Condenado a 24 anos de prisão, Torres recorre da sentença em liberdade, monitorado por tornozeleira eletrônica.
No pedido encaminhado ao ministro Alexandre de Moraes, relator do processo, a defesa de Torres informou que pretende apresentar novo recurso contra a condenação até o dia 3 de dezembro.
No entanto, os advogados ressaltaram que, caso Moraes decida pela execução imediata da pena, o ex-ministro deve cumprir a condenação na Superintendência da PF ou no Batalhão de Aviação Operacional (BAVOP) da Polícia Militar, considerando que Torres é delegado de carreira da Polícia Federal.
A defesa argumentou ainda que Anderson Torres já foi alvo de ameaças de morte durante o período em que atuou como secretário de Segurança Pública e atualmente faz uso de medicamentos para depressão.

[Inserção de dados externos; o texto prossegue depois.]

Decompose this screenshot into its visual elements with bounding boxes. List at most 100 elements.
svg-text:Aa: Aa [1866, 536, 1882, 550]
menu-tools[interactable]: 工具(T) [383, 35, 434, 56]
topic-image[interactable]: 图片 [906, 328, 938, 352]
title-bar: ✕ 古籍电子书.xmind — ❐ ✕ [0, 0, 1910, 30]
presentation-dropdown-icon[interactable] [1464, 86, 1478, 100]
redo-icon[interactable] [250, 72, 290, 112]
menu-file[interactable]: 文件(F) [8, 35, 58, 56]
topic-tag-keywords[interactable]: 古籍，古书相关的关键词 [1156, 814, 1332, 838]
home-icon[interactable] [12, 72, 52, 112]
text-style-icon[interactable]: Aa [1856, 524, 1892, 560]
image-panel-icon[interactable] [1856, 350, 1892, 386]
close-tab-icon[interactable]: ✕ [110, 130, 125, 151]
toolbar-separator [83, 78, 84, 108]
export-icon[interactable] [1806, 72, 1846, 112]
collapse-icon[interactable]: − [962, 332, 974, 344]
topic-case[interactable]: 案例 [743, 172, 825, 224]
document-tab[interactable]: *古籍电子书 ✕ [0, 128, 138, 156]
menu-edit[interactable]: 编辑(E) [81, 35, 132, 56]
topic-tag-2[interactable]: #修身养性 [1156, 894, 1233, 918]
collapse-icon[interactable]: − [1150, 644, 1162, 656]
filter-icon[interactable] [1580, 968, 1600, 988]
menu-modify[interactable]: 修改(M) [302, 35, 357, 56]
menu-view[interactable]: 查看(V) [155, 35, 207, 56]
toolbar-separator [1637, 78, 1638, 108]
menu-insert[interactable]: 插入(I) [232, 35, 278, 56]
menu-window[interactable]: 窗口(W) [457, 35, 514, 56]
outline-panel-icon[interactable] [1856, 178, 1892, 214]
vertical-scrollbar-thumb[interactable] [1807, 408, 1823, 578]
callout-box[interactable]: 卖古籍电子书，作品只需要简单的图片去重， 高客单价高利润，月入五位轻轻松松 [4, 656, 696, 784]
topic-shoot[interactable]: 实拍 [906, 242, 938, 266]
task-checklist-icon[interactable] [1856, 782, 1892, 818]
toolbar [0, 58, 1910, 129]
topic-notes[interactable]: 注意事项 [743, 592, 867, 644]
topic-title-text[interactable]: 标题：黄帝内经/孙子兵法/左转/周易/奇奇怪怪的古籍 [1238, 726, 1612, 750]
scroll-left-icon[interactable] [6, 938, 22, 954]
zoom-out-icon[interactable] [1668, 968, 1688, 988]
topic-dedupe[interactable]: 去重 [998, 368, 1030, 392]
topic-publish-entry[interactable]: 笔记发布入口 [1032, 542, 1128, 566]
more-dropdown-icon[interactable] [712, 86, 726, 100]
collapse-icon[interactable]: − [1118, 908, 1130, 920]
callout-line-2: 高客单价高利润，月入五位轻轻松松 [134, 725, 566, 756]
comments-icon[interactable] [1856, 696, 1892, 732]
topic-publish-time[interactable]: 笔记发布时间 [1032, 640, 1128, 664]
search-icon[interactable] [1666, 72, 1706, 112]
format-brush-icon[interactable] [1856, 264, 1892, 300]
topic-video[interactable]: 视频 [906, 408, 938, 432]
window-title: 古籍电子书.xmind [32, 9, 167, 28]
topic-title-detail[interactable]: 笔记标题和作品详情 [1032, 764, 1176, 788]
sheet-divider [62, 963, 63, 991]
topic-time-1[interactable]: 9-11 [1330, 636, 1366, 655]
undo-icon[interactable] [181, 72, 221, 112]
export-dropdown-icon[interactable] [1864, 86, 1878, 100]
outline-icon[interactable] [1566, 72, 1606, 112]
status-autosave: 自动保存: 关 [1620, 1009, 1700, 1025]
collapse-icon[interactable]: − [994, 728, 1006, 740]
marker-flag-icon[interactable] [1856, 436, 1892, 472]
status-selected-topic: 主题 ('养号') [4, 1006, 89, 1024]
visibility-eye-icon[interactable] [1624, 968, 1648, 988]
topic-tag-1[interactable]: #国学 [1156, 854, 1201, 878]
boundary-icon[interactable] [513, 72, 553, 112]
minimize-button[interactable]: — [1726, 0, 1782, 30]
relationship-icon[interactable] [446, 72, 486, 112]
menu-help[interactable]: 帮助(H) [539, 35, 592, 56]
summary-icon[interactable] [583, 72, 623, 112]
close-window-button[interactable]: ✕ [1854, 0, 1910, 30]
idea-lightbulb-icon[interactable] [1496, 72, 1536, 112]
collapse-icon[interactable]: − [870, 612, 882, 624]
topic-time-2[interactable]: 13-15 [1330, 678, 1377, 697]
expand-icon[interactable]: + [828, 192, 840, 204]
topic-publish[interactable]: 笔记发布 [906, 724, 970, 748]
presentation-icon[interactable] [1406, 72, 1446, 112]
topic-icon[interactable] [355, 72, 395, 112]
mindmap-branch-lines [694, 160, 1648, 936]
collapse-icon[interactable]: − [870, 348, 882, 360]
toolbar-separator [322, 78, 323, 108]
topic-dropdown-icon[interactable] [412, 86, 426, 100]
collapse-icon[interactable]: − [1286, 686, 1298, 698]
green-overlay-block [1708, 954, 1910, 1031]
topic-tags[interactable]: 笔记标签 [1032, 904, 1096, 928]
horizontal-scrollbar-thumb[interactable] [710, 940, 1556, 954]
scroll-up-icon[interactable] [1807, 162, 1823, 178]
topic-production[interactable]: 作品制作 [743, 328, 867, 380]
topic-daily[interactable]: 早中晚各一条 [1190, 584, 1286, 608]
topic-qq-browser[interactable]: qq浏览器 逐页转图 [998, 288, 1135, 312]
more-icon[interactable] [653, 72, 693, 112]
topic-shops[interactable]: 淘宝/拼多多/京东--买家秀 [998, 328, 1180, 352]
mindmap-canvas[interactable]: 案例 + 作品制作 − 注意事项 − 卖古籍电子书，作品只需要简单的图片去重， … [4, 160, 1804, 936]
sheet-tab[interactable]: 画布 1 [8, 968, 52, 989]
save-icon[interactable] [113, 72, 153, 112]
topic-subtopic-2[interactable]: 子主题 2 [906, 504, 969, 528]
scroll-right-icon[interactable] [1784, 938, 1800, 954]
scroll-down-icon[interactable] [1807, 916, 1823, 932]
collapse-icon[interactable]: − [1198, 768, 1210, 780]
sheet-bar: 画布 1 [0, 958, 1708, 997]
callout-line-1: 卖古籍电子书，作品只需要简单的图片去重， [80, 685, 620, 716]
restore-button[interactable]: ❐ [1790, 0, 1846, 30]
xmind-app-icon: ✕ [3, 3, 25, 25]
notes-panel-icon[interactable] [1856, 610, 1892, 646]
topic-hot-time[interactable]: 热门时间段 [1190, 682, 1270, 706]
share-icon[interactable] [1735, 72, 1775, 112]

"Na eventual hipótese de determinação da execução antecipada da pena, pugna-se que o cumprimento da reprimenda se dê na Superintendência da Polícia Federal no DF ou no Batalhão de Aviação Operacional (BAVOP), ou, ainda, em estabelecimento congênere, compatível com a condição funcional do sentenciado e necessário à sua proteção", destacou a defesa.
No último dia 14, a Primeira Turma do STF manteve a condenação de Torres, do ex-presidente Jair Bolsonaro e de outros réus no processo referente ao Núcleo 1 da trama golpista.
Com a publicação do acórdão, ocorrida na semana passada, as defesas de Bolsonaro e seus aliados têm até esta segunda-feira, às 23h59, para apresentar novos recursos e tentar evitar o início do cumprimento das penas.